Mes souvenirs de Christophe Tarkos
Pour bâtir un article sur Christophe Tarkos dans Le Nouveau Magazine Littéraire, Arnaud Viviant m'a posé cette série de questions dont je publie les réponses au Silo.
1°)
Je ne sais presque rien de la biographie de Tarkos. Que savez-vous
exactement de lui, de sa vie ?
J’ai
pour la première fois entendu parler de Christophe Tarkos en 1994
par mon ami et éditeur Didier Moulinier1,
à l’occasion d’une discussion autour de ce qu’il appelait
« les textes abrutis », ce qui n’était assurément pas
péjoratif dans nos bouches. Christophe habitait Paris à cette
époque et apparemment travaillait comme gardien de nuit dans une
usine. À l’automne 1994, je lui envoyai une grosse enveloppe
pleine de différents travaux (collages, ready-made textuels, poèmes
express caviardés, fragments écrits en vers justifiés, poèmes
trouvés, poèmes-listes, exemplaires de Moue
de veau,
ma revue dada punk.) Il répondit avec beaucoup d’enthousiasme en
joignant à son courrier plusieurs de ses poèmes et quelques
exemplaires de sa revue RR.
C’est ainsi que commença une correspondance amicale qui dura de
1994 à 1999 et au cours de laquelle il m’envoya près de 70
lettres ou cartes postales.
Tout
au long de ces années, j’ai pu apprécier la radicale nouveauté
de la poésie pour laquelle il vivait. Comme moi, il avait une
famille et devait la nourrir. Autant que je sache, il était muni
d’un Capes de lettres ou de documentation mais manifestement, il
n’était pas fait pour servir dans l’éducation nationale et il a
exercé d’autres métiers. Je sais qu’il a travaillé un moment
dans une cabine de péage d’autoroute, qu’il a aussi été
gardien d’une salle à la Bibliothèque Mitterrand. Il s’y
occupait parfois à faire lire ses textes à voix haute par une
machine-robot installée à destination des malvoyants. Il m’a
envoyé quelques cassettes de ces lectures, et curieusement, la voix
ressemblait à la sienne, avec un léger accent marseillais.
Né
à Marseille, il faisait souvent l’aller-retour entre sa ville et
Paris. Pendant un moment, après la naissance de son fils Micha, il
avait entrepris de rénover un appartement dans le quartier de la
Joliette à Marseille. Son activité dans le domaine de la poésie et
de la performance a commencé à lui valoir une certaine notoriété.

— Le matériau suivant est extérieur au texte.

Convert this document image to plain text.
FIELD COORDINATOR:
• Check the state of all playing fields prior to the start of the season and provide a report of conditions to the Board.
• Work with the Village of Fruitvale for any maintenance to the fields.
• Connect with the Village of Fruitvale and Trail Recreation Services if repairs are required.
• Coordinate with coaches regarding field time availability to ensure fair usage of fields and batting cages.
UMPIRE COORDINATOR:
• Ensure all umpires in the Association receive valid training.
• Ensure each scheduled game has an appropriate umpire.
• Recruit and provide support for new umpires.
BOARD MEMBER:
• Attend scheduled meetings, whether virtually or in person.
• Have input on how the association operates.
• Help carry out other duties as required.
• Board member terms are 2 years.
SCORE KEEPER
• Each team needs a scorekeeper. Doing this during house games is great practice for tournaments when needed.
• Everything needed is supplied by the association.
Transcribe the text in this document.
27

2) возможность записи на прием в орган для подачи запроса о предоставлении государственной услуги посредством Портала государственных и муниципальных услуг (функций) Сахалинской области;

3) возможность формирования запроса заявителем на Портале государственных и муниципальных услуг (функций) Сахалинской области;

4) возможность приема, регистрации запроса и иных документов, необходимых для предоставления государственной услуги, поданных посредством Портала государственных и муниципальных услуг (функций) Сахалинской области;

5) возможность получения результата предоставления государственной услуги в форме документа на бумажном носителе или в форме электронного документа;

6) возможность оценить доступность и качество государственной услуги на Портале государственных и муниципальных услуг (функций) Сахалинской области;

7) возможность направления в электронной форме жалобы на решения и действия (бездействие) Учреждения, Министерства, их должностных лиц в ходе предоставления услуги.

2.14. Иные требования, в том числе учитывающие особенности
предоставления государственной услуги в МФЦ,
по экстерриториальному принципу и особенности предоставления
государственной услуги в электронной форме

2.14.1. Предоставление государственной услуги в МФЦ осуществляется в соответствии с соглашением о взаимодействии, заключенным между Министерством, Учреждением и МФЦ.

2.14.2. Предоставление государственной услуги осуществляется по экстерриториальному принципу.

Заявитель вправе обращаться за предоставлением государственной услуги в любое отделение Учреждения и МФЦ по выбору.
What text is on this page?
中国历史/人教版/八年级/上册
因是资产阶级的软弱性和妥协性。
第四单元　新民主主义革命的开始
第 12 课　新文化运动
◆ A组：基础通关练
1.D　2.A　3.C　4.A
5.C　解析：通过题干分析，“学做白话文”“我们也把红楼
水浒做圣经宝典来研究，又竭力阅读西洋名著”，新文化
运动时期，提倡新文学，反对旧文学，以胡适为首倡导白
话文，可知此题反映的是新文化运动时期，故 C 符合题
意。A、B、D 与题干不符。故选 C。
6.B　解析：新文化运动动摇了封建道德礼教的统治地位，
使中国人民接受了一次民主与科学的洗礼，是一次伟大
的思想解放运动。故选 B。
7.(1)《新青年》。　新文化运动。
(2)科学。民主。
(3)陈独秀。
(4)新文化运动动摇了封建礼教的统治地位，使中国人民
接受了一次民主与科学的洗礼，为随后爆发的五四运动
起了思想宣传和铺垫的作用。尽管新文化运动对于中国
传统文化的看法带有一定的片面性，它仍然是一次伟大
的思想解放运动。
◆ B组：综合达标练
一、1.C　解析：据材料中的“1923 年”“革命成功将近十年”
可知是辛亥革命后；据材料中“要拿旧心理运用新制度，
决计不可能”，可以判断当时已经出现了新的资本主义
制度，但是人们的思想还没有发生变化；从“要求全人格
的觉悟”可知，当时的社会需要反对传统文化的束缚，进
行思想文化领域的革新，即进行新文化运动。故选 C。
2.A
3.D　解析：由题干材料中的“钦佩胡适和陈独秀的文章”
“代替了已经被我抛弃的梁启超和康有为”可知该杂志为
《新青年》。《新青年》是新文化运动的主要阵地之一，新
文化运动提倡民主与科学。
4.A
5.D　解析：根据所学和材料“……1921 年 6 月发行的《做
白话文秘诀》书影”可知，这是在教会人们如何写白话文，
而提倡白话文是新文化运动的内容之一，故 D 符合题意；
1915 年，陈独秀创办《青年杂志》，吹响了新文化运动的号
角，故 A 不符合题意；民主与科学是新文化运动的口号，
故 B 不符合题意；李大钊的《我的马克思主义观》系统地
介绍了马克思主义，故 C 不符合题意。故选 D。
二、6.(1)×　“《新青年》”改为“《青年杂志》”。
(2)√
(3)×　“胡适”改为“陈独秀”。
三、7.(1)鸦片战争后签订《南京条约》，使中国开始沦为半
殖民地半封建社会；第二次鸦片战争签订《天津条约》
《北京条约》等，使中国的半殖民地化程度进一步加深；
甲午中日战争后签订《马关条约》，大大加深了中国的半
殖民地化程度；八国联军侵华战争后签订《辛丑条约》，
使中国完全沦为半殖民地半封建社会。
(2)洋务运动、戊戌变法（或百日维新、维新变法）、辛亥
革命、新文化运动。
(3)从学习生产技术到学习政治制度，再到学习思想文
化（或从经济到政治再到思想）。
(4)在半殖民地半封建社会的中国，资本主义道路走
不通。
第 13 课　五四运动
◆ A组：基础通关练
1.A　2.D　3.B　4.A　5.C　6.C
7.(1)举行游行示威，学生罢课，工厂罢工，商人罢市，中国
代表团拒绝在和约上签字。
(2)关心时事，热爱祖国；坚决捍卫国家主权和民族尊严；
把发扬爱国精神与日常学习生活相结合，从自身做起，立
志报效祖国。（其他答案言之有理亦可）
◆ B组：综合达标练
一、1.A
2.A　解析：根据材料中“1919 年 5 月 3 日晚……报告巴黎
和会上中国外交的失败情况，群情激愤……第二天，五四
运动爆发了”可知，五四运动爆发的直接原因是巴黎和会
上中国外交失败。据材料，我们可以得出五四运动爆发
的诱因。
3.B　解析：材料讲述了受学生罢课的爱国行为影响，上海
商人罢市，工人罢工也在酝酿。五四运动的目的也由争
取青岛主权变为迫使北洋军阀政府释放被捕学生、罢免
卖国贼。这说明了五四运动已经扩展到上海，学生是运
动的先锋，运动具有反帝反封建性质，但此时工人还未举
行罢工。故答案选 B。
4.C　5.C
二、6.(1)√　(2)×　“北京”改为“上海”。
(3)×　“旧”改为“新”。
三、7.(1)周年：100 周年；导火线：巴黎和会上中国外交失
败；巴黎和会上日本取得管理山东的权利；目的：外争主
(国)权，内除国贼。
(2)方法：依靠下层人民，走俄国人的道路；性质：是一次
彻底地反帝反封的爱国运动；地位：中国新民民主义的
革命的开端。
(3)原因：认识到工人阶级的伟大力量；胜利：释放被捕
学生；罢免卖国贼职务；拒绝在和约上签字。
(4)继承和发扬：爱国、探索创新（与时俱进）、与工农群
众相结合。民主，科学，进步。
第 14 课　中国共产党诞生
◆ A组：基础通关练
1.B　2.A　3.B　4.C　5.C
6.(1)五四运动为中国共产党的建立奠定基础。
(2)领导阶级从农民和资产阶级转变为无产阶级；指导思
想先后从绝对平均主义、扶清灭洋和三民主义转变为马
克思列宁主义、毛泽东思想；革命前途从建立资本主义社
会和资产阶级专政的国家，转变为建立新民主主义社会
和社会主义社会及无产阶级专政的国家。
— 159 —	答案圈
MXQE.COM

Il était invité dans de nombreux festivals de poésie, à Paris et
en province, et aussi à Bruxelles et Rotterdam. Des liens s’étaient
noués avec des poètes expérimentaux de longue date, des
connaissances communes comme Julien Blaine, Joël Hubaut, Bernard
Heidsieck ou Christian Prigent. Ses travaux étaient édités par
Laurent Cauwet des éditions Al Dante, par Pierre Tilman
(L’Evidence), par Thierry Weyd (Cactus) ou Vincent Tholomé (TTC).
Il me sollicita aussi pour l’édition de son poème « Le
Train2 »
que je publiai en 1996 et il a aussi participé à la collection
« Moue de veau » avec Le
Sac
et La
Révolution.
J’attirai l’attention d’Ivar Ch’Vavar sur l’écriture
particulière de Christophe et à partir de 1996, il devint un des
piliers de sa revue « Le Jardin Ouvrier3 ».
Il
est venu deux fois à la maison, une fois seul et la seconde fois en
famille avec sa femme Valérie Bendavid et son fils Micha, et en
compagnie de Kati Molnar avec qui il réalisa la revue Poézi
Prolétèr.
De chez moi, ils se dirigèrent ensuite vers Amiens pour rendre
visite à Ivar Ch’Vavar. Je sais qu’il est aussi allé à Bernay,
en Normandie, invité par José Lesueur qui avait créé là un
festival de poésie d’avant-garde. J’ai eu deux fois l’occasion
d’être sur scène en sa compagnie, d’abord à Lyon, Villa
Gillet, en octobre 1995, puis à Arras, en mars 1997, à l’Université
d’Artois face aux étudiants, en compagnie de Jean-Pierre Bobillot
et Sylvie Nève, et aussi de Christian Prigent et Bernard Heidsieck.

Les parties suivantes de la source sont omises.